Freitag, 22. Juni 2012

Erlöser Ronaldo


„Christiano Ronaldo erlöste Portugal“, so prangt mir die Schlagzeile von 20min heute Morgen entgegen. Gut, Fussball ist eine wichtige Sache, aber ist da nicht ein etwas starkes Verb gewählt? Ist „Erlösung“ nicht eine Vokabel, die eigentlich auf den religiösen, den spirituellen Bereich anspielt? Fehlt Ronaldo nicht noch eine Kleinigkeit zum Messias? Da kommt mir einer meiner Lieblingswitze in den Sinn:
Mutter und Sohn sitzen in einem Café am Place de la Concorde.
Sohn: „Monsieur Le President hat Frankreich gerettet?“
Mutter: „Ja, mein Kind.“
Sohn: „Monsieur Le President hat Frankreich gerettet?“
Mutter: „Ja, mein Kind.“
Sohn: „Gerettet wie die Jean d’arc?“
Mutter: „Ja, mein Kind.“
Sohn: „Warum verbrennen sie ihn dann nicht?“
Zum wahrhaften Heiligen gehören also Aufstieg, Vernichtung und Rehabilitation.
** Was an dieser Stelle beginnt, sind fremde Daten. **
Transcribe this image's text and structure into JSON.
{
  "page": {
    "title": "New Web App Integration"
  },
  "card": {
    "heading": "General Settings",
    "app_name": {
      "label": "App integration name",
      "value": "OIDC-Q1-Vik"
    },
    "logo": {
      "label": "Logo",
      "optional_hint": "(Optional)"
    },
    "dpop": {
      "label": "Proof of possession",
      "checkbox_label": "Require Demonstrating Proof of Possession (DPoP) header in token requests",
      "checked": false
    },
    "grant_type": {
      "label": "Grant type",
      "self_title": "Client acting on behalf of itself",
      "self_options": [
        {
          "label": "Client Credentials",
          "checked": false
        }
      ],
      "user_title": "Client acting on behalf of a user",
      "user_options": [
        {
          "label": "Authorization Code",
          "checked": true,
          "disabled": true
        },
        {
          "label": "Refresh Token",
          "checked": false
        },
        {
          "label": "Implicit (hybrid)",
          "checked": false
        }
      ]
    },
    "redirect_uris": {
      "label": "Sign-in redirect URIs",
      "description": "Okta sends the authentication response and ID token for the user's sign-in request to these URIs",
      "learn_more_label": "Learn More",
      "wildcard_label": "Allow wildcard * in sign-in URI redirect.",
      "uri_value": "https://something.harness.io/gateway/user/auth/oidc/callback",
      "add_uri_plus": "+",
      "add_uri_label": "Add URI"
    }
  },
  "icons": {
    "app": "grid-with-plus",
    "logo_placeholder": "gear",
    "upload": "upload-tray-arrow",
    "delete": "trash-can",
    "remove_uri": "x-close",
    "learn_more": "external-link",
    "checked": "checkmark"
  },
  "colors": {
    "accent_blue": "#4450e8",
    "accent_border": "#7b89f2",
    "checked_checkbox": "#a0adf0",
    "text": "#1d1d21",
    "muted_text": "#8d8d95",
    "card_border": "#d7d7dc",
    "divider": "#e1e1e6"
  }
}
Gut, gehen wir daran Ronaldo systematisch zu vernichten. Behaupten wir  etwas Fieses, Gemeines, Wüstes über ihn. Geht nicht? Ich habe in den letzten Monaten den Kurs „Mobbing für Anfänger“ belegt, und einer der Grundsätze lautete: Es bleibt immer etwas hängen, wo Rauch sei, sagt der Volksmund, sei ja auch Feuer, also viel schwarzen Qualm aufsteigen lassen, den Brand braucht man dann nicht nachzuweisen. BILD funktioniert seit Jahren so.
Was dichten wir uns unserem Kicker nun an? Nein, Doping ist wirklich zu abgedroschen, abgesehen davon sind Fussballer selten gedopt, weil man sie bei einer Erschöpfung ja kurz auswechseln kann. Nein, Sex mit einer Minderjährigen würde einem so sportlichen, hübschen, knackigen und potenten jungen Mann als eine lässliche, verstehbare Sünde aufgefasst werden. Behaupten wir doch das Schlimmste, was man einem Kicker andichten kann, den SuperGAU für jeden Ballsportler, die Katastrophe in jeder Liga: Ronaldo ist schwul. Als Beweis sagen ein paar gekaufte Masseure und Balljungen aus, Fotoshop tut das Übrige, Bilder, auf denen sich Christiano sein Shirt abzieht, hat es ja genug. Für absolute Sportmuffel: Trikottausch – ein Ritual des Profifussball.
In ein paar Jahren können wir dann alles aufdecken und Ronaldo rehabilitieren.
Wie gesagt, es geht uns nicht darum, den guten Mann kaputt zu machen. Er soll die Laufbahn des Heiligen einschlagen, um das zu werden, was er angeblich heute schon ist: Der Erlöser.